Danielle wasn’t sure how to turn her interest in both Engineering and Law into a career. Through the flexibility of her University of Sydney degrees, she’s now carving her own path as a leader in impactful technology.
Danielle Haj-Moussa's earliest memories are of helping her father, an electrician, in the garage of their south-west Sydney home.
“I would play with zip ties and wires – and was fixing printers and phones when I was eight,” Danielle says. “I was also known in my family for heated discussions about politics.”
Danielle knew that she wanted to study areas that somehow touched both of her childhood passions. She had also seen her uncle’s graduation photos at the University of Sydney and how happy her grandparents were and thought ‘Wow, I want to go there too’.”
“I’m glad I had the courage to apply,” Danielle says. “I tell younger people now, ‘Just apply. You have a lot more potential and experience than you realise’.”
Danielle found she enjoyed activating two different ways of thinking. “I love switching contexts, from building a robot to dissecting legal judgments – that's how I thrive.
“But Engineering and Law are so different, I would ask myself how they could intersect. I was confused because typically when you study a degree, you think there’ll be a clear pathway.”

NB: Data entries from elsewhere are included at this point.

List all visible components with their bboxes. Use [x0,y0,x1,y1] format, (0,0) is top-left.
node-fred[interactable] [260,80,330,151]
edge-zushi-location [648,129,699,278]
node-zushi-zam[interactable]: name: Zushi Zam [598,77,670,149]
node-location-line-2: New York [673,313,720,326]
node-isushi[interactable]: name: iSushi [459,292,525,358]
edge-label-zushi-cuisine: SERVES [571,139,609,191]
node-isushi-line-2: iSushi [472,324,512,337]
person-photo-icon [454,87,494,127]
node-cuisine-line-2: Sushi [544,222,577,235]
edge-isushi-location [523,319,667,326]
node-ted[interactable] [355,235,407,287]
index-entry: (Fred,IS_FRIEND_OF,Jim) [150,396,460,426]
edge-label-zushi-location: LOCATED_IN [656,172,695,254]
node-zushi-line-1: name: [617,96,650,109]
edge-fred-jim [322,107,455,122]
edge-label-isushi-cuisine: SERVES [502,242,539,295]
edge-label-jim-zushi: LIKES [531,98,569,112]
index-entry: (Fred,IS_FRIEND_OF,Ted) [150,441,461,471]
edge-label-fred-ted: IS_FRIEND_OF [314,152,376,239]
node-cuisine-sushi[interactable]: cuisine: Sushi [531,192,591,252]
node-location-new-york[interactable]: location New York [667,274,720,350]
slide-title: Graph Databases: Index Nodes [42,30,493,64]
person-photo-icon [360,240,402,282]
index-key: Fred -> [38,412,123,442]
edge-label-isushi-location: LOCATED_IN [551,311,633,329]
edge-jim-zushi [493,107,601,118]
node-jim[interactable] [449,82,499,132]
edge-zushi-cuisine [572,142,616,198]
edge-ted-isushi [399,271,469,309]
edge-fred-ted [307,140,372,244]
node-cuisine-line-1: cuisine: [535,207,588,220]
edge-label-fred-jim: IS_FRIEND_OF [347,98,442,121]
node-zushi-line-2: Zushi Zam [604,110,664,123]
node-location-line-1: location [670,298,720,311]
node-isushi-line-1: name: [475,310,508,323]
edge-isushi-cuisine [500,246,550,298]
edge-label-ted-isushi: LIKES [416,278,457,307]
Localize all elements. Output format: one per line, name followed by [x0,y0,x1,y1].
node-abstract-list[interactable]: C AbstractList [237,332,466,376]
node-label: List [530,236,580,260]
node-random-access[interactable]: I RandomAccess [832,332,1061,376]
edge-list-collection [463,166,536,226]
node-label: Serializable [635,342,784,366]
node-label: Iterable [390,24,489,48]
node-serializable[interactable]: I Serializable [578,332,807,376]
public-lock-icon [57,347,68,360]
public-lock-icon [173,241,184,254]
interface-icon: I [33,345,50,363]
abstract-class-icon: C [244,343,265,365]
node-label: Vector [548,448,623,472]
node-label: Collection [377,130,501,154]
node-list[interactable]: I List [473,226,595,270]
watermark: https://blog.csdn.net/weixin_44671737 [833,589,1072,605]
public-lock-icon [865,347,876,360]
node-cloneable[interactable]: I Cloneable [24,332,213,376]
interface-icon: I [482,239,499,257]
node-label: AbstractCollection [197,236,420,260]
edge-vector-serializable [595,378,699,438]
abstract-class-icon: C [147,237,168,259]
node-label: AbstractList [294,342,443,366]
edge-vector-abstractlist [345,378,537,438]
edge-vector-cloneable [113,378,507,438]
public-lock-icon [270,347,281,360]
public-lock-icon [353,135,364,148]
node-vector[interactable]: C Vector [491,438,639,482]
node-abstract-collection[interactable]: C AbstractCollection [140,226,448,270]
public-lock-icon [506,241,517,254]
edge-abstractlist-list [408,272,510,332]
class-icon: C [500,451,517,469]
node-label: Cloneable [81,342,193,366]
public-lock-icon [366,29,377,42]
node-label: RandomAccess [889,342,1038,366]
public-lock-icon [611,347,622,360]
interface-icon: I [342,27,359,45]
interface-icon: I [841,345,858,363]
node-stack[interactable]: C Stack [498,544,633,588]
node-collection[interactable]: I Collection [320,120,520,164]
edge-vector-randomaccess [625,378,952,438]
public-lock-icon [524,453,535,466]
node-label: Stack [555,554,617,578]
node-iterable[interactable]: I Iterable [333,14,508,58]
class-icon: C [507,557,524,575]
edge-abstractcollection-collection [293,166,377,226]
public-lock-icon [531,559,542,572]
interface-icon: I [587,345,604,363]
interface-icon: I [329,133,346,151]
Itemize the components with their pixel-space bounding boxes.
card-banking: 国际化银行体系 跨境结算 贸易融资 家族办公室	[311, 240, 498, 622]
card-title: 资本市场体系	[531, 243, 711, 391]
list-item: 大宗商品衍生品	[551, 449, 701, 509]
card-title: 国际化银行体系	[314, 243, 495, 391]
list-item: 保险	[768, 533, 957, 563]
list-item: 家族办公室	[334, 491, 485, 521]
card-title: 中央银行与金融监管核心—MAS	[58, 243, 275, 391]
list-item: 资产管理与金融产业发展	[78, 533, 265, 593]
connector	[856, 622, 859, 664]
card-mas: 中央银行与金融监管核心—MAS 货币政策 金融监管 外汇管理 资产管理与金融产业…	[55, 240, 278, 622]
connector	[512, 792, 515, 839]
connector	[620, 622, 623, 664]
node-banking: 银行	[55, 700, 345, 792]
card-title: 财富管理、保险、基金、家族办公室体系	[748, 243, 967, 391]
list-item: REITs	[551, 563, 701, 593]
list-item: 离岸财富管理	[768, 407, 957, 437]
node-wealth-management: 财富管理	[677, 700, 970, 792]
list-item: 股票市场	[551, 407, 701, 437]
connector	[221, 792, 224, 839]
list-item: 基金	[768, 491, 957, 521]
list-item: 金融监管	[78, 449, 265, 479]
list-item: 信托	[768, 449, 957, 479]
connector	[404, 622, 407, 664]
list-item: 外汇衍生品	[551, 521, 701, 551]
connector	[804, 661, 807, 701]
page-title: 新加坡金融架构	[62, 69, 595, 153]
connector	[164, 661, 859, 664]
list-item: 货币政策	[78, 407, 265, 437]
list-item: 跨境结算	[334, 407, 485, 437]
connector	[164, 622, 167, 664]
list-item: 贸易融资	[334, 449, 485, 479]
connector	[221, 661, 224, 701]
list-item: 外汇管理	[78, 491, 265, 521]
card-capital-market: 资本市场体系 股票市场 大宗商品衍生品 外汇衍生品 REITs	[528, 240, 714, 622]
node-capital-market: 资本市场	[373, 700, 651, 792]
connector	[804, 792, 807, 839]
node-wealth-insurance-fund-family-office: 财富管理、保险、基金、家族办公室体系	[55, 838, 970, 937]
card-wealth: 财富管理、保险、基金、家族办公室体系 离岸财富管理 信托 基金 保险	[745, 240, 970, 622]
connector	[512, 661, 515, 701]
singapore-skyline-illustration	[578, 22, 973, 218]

“These opportunities helped me to figure out different career pathways that were available and what I enjoyed doing most. For example, my technical engineering internships taught me that I like bigger picture, high-level problem-solving.”
For Danielle, the turning point came at the end of third year, when she met students who shared her interests. They decided to launch their own non-profit, Tech for Social Good, with the aim of empowering the next generation of tech leaders.
“We started a community passionate about the intersection between social impact and technology and we created events and opportunities for students who shared the same passion as us and were asking the same questions,” she says.
Now, Danielle is a leader in impact-driven technology, helping bring to life innovations that leverage technology for positive societal change. She works as an analyst at venture capital firm, Main Sequence, with a focus on commercialising deep-tech research – while finishing her Law degree and running Tech for Social Good. She has also recently attended LawWithoutWalls in Switzerland, sponsored by law firm, Corrs Chambers Westgarth, with a Law School travel grant.
“It was a difficult decision, not to take a traditional career pathway,” she says. “But I wanted my career to reflect what I enjoy and to create impact through everything I do.
“I'd like to do my part to ensure that Australia’s transition to a tech-driven economy is inclusive – and that areas like south-west Sydney where I grew up, rural and Indigenous communities, are part of that change”.